EPrints by default uses the installation-wide (versus repository based) system.xml file to translate the code to phrases for both the depository screens and public view. The two phrases that need to be read are the
licenses_typename_XXXX and licenses_description_XXXX phrases. However, E-prints comes with a warning saying “DON’T EDIT THESE FILES…. Editing the contents of this directory is not recommended.” Okay then, I’m not touching these then. Instead, anything in the system.xml file can be overridden by placing the phrases in any file located in the eprints3/archives/ARCHIVEID/cfg/lang/en/phrases directory. Not wanting to cross that warning, I did just that. While technically the phrases can be in any file, I decided to create a new file in that directory called zz_licenses.xml. The “zz” part tells me it is of my own creation and, if I recall correctly, the files are read in alphabetical order so, it gets processed at the end. As I mentioned, I added a new license called cc_binghamton. So, I needed to add entries for that. I also decided to update the CC-NC-SA to point to the 3.0 US version so I didn’t have to go back and change any previous submissions. I just followed the phrase format from the system.xml, changing the values. Besides properly adding the phrase ID, there is some file header information required. My resulting file looked like this:

<epp:phrases xmlns=”http://www.w3.org/1999/xhtml”
xmlns:epp=”http://eprints.org/ep3/phrase”
xmlns:epc=”http://eprints.org/ep3/control”>

<epp:phrase id=”licenses_typename_cc_by_nc_sa”>Creative Commons Non-commercial Attribution Share Alike
<epp:phrase id=”licenses_description_cc_by_nc_sa”><a href=”http://creativecommons.org/licenses/by-nc-sa/3.0/us/”>Creative Commons Attribution Non-commercial Share Alike US 3.0
<epp:phrase id=”licenses_typename_cc_binghamton”>Binghamton Library Staff</epp:phrase>
<epp:phrase id=”licenses_description_cc_binghamton”><a href=”http://creativecommons.org/licenses/by-nc-sa/3.0/us/”>Creative Commons Attribution Non-commercial Share Alike US 3.0</a></epp:phrase>
</epp:phrases>

Note that because the description is the same, they will both look the same to the end-user.

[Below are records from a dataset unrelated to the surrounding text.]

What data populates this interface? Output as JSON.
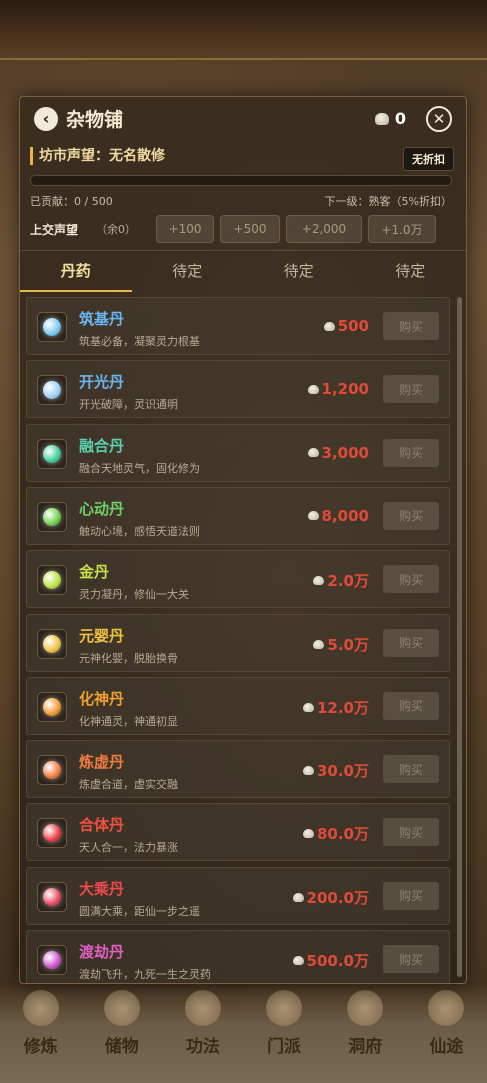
{
  "background": {
    "nav": [
      "修炼",
      "储物",
      "功法",
      "门派",
      "洞府",
      "仙途"
    ]
  },
  "header": {
    "back_icon": "chevron-left-icon",
    "title": "杂物铺",
    "coin_count": "0",
    "close_icon": "close-icon"
  },
  "reputation": {
    "label": "坊市声望：无名散修",
    "badge": "无折扣",
    "progress": 0,
    "contributed": "已贡献：0 / 500",
    "next_level": "下一级：熟客（5%折扣）"
  },
  "submit": {
    "label": "上交声望",
    "remaining": "（余0）",
    "amounts": [
      "+100",
      "+500",
      "+2,000",
      "+1.0万"
    ]
  },
  "tabs": [
    "丹药",
    "待定",
    "待定",
    "待定"
  ],
  "buy_label": "购买",
  "items": [
    {
      "name": "筑基丹",
      "desc": "筑基必备，凝聚灵力根基",
      "price": "500",
      "name_color": "#6ab4f0",
      "orb_color": "#7ac8f0"
    },
    {
      "name": "开光丹",
      "desc": "开光破障，灵识通明",
      "price": "1,200",
      "name_color": "#6ab4f0",
      "orb_color": "#9ad0ff"
    },
    {
      "name": "融合丹",
      "desc": "融合天地灵气，固化修为",
      "price": "3,000",
      "name_color": "#5ad0b0",
      "orb_color": "#3ecf9a"
    },
    {
      "name": "心动丹",
      "desc": "触动心境，感悟天道法则",
      "price": "8,000",
      "name_color": "#6fd06a",
      "orb_color": "#6fd04a"
    },
    {
      "name": "金丹",
      "desc": "灵力凝丹，修仙一大关",
      "price": "2.0万",
      "name_color": "#c6e04a",
      "orb_color": "#b8e040"
    },
    {
      "name": "元婴丹",
      "desc": "元神化婴，脱胎换骨",
      "price": "5.0万",
      "name_color": "#f0c040",
      "orb_color": "#f0c040"
    },
    {
      "name": "化神丹",
      "desc": "化神通灵，神通初显",
      "price": "12.0万",
      "name_color": "#f0a030",
      "orb_color": "#f09a30"
    },
    {
      "name": "炼虚丹",
      "desc": "炼虚合道，虚实交融",
      "price": "30.0万",
      "name_color": "#f07a40",
      "orb_color": "#f07a40"
    },
    {
      "name": "合体丹",
      "desc": "天人合一，法力暴涨",
      "price": "80.0万",
      "name_color": "#f05040",
      "orb_color": "#ee3a40"
    },
    {
      "name": "大乘丹",
      "desc": "圆满大乘，距仙一步之遥",
      "price": "200.0万",
      "name_color": "#f04a50",
      "orb_color": "#e84a60"
    },
    {
      "name": "渡劫丹",
      "desc": "渡劫飞升，九死一生之灵药",
      "price": "500.0万",
      "name_color": "#e060c0",
      "orb_color": "#d050d0"
    }
  ]
}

Wait, your not done yet! If you added a new license type, you will need to reload your EPrints configuration and restart apache:

eprints@elekhasik:~$ bin/epadmin reload ARCHIVEID
eprints@elekhasik:~$ sudo apache2ctl restart

Also, you will need to at least generate new abstracts (or wait for cron to do it assuming you have it configured). I decided to create new abstracts, static pages, and views just to be safe although I am not sure that they are all required.

eprints@elekhasik:~$ bin/generate_static ARCHIVEID
eprints@elekhasik:~$ bin/generate_views ARCHIVEID
eprints@elekhasik:~$ bin/generate_abstracts ARCHIVEID

That’s it. It is pretty simple once you know how to do it.